Alte Noblesse

■ Förderfähig: Die „Remodernisierung“ von misshandelten Altbremer Häusern

Das Bremer Haus ist ein geschundenes Wesen. Einst als kleinste mögliche Einheit für eine Großstadt mit menschlichem Antlitz konzipiert, galt es seit Mitte des 19. Jahrhunderts als Vorbild an Maßstäblichkeit. Über die Jahrzehnte erfuhr es manche Modifikation: Hier ein bisschen mehr Stuck, dort ein Türbogen – aber das Prinzip eines schmalen, meist dreigeschossigen Hauses mit steilen Stiegen und schlanken, vertikalen Fensterteilungen ist weitgehend erhalten geblieben.

Bis in die Sechzigerjahre: Da brach auch in Bremen mit Macht die Moderne an und der Stuck ab. Von etwa 20.000 im Originalzustand erhaltenen Bremer Häusern wurde in den Sechziger- und Siebzigerjahren jedes fünfte „fehlmodernisiert“. Hinter dieser freundlichen Umschreibung verbergen sich meist grobe Brutalitäten, die bis heute in fast jeder historischen Straße der Stadt zu bewundern sind: Riesige Schaufenster wurden in die Fassaden gebrochen, der Stuck wurde ratzekahl abgeschlagen, und dann kam eine praktische glatte Fassade davor – ein flacher Deko-Klinker, Verschalungen aus Aluminium oder Plastik und schon war die Ansicht versaut. Dahinter verbarg sich lediglich der Zeitgeschmack – nicht, wie man vermuten könnte, eine Isolierschicht. Im Gegenteil: Bei vielen Häusern machten sich hinter der abwaschbaren Außenhaut sogar Feuchtigkeit und Schimmel breit.

Wie bei Ulrike Schmidt: Als sie ihr Haus in der Neustadt kaufte, war es „das hässlichste in der Straße“. Weißes PVC bedeckte Vorder- und Rückseite, im Badezimmer kam der Schimmel durch.
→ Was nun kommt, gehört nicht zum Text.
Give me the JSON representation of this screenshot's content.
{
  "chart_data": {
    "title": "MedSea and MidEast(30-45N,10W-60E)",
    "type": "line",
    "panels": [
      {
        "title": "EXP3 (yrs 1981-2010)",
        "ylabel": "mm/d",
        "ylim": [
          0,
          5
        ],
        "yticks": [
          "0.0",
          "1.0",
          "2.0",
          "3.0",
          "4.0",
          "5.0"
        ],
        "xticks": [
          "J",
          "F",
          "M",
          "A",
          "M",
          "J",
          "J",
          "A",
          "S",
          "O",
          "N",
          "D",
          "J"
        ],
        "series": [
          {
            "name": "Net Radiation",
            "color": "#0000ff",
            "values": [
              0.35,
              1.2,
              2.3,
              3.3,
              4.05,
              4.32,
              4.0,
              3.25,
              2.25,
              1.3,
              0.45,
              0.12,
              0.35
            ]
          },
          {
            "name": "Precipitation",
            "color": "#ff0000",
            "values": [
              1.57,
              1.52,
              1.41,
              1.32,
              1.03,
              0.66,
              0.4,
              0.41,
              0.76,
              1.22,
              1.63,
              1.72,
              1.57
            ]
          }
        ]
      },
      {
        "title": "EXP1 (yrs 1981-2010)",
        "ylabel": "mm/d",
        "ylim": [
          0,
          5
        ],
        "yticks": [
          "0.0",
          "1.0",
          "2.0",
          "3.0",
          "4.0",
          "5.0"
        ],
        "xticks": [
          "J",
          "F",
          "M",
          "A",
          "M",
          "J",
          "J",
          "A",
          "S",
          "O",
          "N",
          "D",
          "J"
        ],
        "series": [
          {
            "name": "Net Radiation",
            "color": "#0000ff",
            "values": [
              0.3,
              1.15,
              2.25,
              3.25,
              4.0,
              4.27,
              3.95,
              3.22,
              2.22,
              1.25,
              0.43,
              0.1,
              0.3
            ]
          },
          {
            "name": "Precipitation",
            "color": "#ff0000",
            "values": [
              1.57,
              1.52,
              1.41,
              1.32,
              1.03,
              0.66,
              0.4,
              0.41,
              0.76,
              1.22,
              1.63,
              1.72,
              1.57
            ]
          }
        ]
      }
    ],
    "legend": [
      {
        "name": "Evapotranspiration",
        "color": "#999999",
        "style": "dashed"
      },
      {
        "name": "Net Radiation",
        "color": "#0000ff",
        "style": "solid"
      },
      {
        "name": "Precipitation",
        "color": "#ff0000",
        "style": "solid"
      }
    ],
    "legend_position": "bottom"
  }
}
Die Eigentümerin entschloss sich zu einer „Remodernisierung“: Die hässlichen Plastikplatten wurden entfernt und eine zwölf Zentimeter starke Isolierschicht aus Polystyrol aufgebracht, darüber neu verputzt. Heute strukturieren sogar wieder dezente Stuckbänder die Fassade. Und die zum Glück erhaltene, geschnitzte Tür wurde aufwändig restauriert.
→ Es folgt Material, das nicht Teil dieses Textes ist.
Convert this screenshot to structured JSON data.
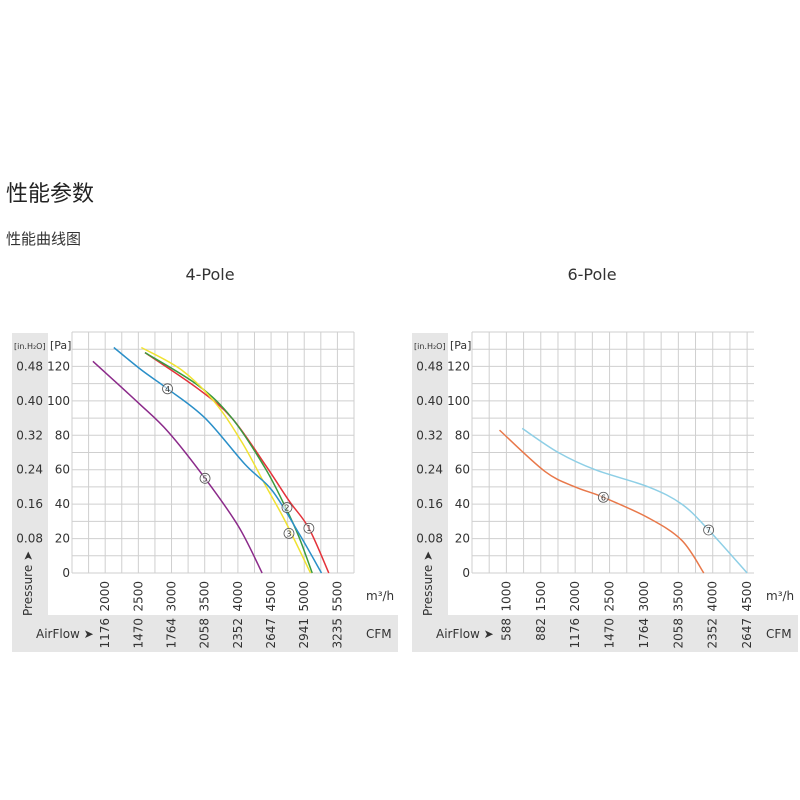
{
  "page": {
    "title": "性能参数",
    "subtitle": "性能曲线图"
  },
  "chart_data": [
    {
      "type": "line",
      "title": "4-Pole",
      "xlabel": "m³/h",
      "x2label": "CFM",
      "airflow_label": "AirFlow",
      "ylabel": "Pressure",
      "ylabel_unit_pa": "[Pa]",
      "ylabel_unit_inh2o": "[in.H₂O]",
      "xlim": [
        1500,
        5750
      ],
      "ylim": [
        0,
        140
      ],
      "grid": true,
      "x_ticks": [
        "2000",
        "2500",
        "3000",
        "3500",
        "4000",
        "4500",
        "5000",
        "5500"
      ],
      "x_tick_values": [
        2000,
        2500,
        3000,
        3500,
        4000,
        4500,
        5000,
        5500
      ],
      "cfm_ticks": [
        "1176",
        "1470",
        "1764",
        "2058",
        "2352",
        "2647",
        "2941",
        "3235"
      ],
      "y_ticks": [
        "0",
        "20",
        "40",
        "60",
        "80",
        "100",
        "120"
      ],
      "y_tick_values": [
        0,
        20,
        40,
        60,
        80,
        100,
        120
      ],
      "inh2o_ticks": [
        "0.08",
        "0.16",
        "0.24",
        "0.32",
        "0.40",
        "0.48"
      ],
      "series": [
        {
          "name": "1",
          "color": "#e4323a",
          "label_at": [
            5070,
            26
          ],
          "x": [
            2600,
            3400,
            3910,
            4410,
            4770,
            5070,
            5370
          ],
          "y": [
            128,
            107,
            90,
            63,
            42,
            26,
            0
          ]
        },
        {
          "name": "2",
          "color": "#3a9a3e",
          "label_at": [
            4740,
            38
          ],
          "x": [
            2600,
            3400,
            3910,
            4410,
            4720,
            4920,
            5120
          ],
          "y": [
            128,
            109,
            90,
            61,
            38,
            21,
            0
          ]
        },
        {
          "name": "3",
          "color": "#f0e232",
          "label_at": [
            4770,
            23
          ],
          "x": [
            2545,
            3150,
            3655,
            4060,
            4415,
            4715,
            5095
          ],
          "y": [
            131,
            118,
            99,
            76,
            51,
            30,
            0
          ]
        },
        {
          "name": "4",
          "color": "#2a8fc8",
          "label_at": [
            2940,
            107
          ],
          "x": [
            2130,
            2545,
            2940,
            3505,
            4110,
            4515,
            4920,
            5260
          ],
          "y": [
            131,
            118,
            107,
            90,
            63,
            48,
            23,
            0
          ]
        },
        {
          "name": "5",
          "color": "#8b2a8a",
          "label_at": [
            3505,
            55
          ],
          "x": [
            1815,
            2495,
            2950,
            3505,
            4010,
            4365
          ],
          "y": [
            123,
            99,
            82,
            55,
            27,
            0
          ]
        }
      ]
    },
    {
      "type": "line",
      "title": "6-Pole",
      "xlabel": "m³/h",
      "x2label": "CFM",
      "airflow_label": "AirFlow",
      "ylabel": "Pressure",
      "ylabel_unit_pa": "[Pa]",
      "ylabel_unit_inh2o": "[in.H₂O]",
      "xlim": [
        500,
        4600
      ],
      "ylim": [
        0,
        140
      ],
      "grid": true,
      "x_ticks": [
        "1000",
        "1500",
        "2000",
        "2500",
        "3000",
        "3500",
        "4000",
        "4500"
      ],
      "x_tick_values": [
        1000,
        1500,
        2000,
        2500,
        3000,
        3500,
        4000,
        4500
      ],
      "cfm_ticks": [
        "588",
        "882",
        "1176",
        "1470",
        "1764",
        "2058",
        "2352",
        "2647"
      ],
      "y_ticks": [
        "0",
        "20",
        "40",
        "60",
        "80",
        "100",
        "120"
      ],
      "y_tick_values": [
        0,
        20,
        40,
        60,
        80,
        100,
        120
      ],
      "inh2o_ticks": [
        "0.08",
        "0.16",
        "0.24",
        "0.32",
        "0.40",
        "0.48"
      ],
      "series": [
        {
          "name": "6",
          "color": "#e8784a",
          "label_at": [
            2410,
            44
          ],
          "x": [
            900,
            1560,
            2000,
            2410,
            3065,
            3550,
            3870
          ],
          "y": [
            83,
            59,
            50,
            44,
            32,
            19,
            0
          ]
        },
        {
          "name": "7",
          "color": "#8ecfe6",
          "label_at": [
            3940,
            25
          ],
          "x": [
            1230,
            1755,
            2290,
            3065,
            3550,
            3940,
            4500
          ],
          "y": [
            84,
            70,
            60,
            50,
            40,
            25,
            0
          ]
        }
      ]
    }
  ]
}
Nicht billig das Ganze, aber zum Glück gab es Fördermittel. Der Bremer Energie-Konsens hat ein zusätzliches Programm für jene Hausbesitzer aufgelegt, die ihr Haus im Zuge einer Wärmeisolierung dem gestalterischen Originalszustand näher bringen. Bei Ulrike Schmidts Haus wäre das Unternehmen fast an zu neuen Fenstern gescheitert: Nach der Isolierung lagen sie zu tief in der Fassade, aber an Auswechseln war noch nicht wieder zu denken. Also wurde die Isolierschicht rund um die Fensterleibung stufenweise nach hinten abgesetzt.

„Nicht ganz orignalgetreu“, sagt Vera Litzka vom Energie-Konsens, „aber wir wollen ja auch nicht nachkitschen, sondern das Bremer Haus neu interpretieren.“ Hauptsache ist, dass die Proportionen hinterher wieder stimmen. Das ist bei Ulrike Schmidt gelungen: Heute steht sie stolz auf der Treppe und erzählt, wie ihr Haus wieder zu einem Schmuckstück wurde. Auch die Nachbarn sind beeindruckt. Im Scherz fragen sie schon mal, ob sie die – allerdings längst entsorgte – Plastikfassade ausleihen können. Fördermittel gibt es nämlich nur, wenn die Originalfassade schon hinüber ist. Wenn der alte Stuck noch erhalten ist, rät der Energie-Konsens aus ästhetischen Gründen von einer Fassadenisolierung ab – oder schlägt eine Teilisolierung vor, die die verzierte Vorderseite nicht berührt.